Xovis has already installed sensors primarily for wait-time measurement and passenger flow tracking at more than 90 airports across the globe. A recent software upgrade allows the airports to populate a “contagion map” to display areas at risk for travelers and to let airports test measures for physical distancing.
Some vendors argue that speeding up processes can reduce chokepoints from forming, and that making as many of today’s digital touch-points “touch-less” may be one way to reduce the spread of coronavirus.
At Hartsfield–Jackson Atlanta International Airport, Delta Airlines has worked with the U.S. Customs and Border Protection and the Transportation Security Administration (TSA) to come up with a curb-to-gate passenger identification process.
Many international travelers at Atlanta can opt to use face recognition technology to check-in at self-service kiosks, drop bags at the check-in counters, go through the TSA checkpoint, and board a flight without requiring the passenger to hand over physical ID cards or boarding passes to officers and agents. The reduced interactions can improve hygiene, argues NEC, a maker of some of the technology used in the effort.

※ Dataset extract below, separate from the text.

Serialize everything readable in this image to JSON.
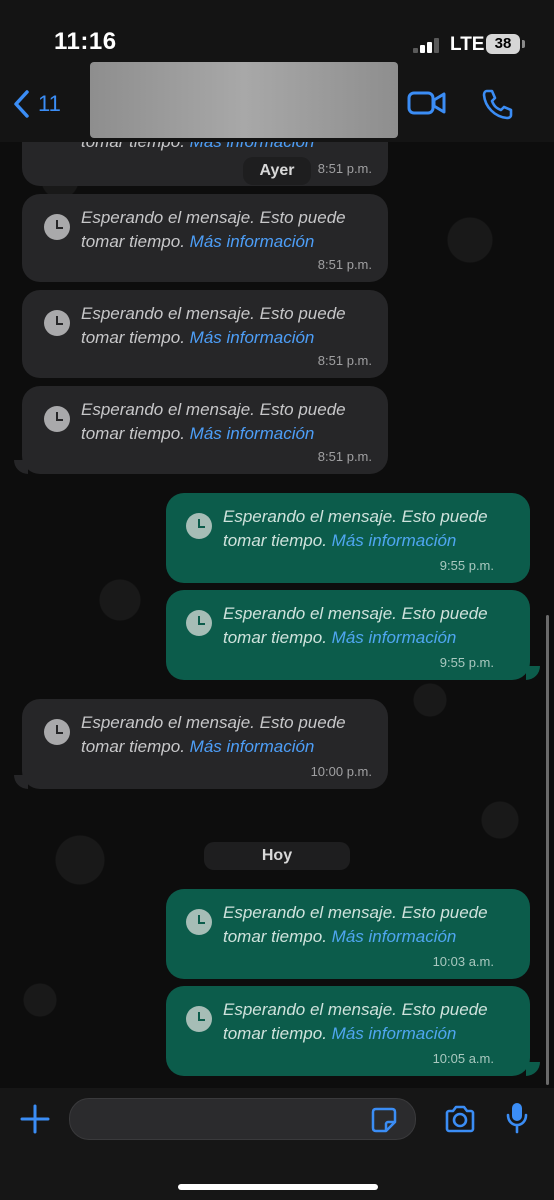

Another way to avoid congestion might be to adopt virtual queues, meaning that passengers make reservations online in advance and proceed to different airport points via timed entry. Accesso is one vendor that provides virtual queuing services for theme-parks and other companies managing passenger flows. While some airport restaurants already offer advance ordering via their own mobile apps or third-party apps like Grab, others might adopt it also to encourage less clustering of patrons.
Digital technology isn’t the only solution, of course. Seattle-Tacoma International Airport is trying a range of practical measures. Like at many other airports, Sea-Tac has removed many seats at gates and installed plastic screen “sneeze guards” to shield workers who frequently contact passengers at stationary spots. The airport is also limiting the number of travelers that can be in each train car or vehicle that shuttles passengers from point-to-point on its grounds.
At San Francisco International Airport, passengers can operate check-in kiosks using their own mobile devices without the need to touchscreens on the airport’s hardware but picking up receipts for checked luggage, thanks to tech from SITA (Société Internationale de Télécommunications Aéronautiques), a significant provider of technology to airports worldwide.
This technology has been successfully tested and demonstrated, but the next step is for airlines to modify their own applications to enable this capability for their customers, a spokesperson for the airport said.
SITA believes robots will also help add flexibility. It has been testing a check-in kiosk that rolls to busy areas as needed to reduce crowding. Perhaps the ideal solution is for people to have travelers do the traveling for them.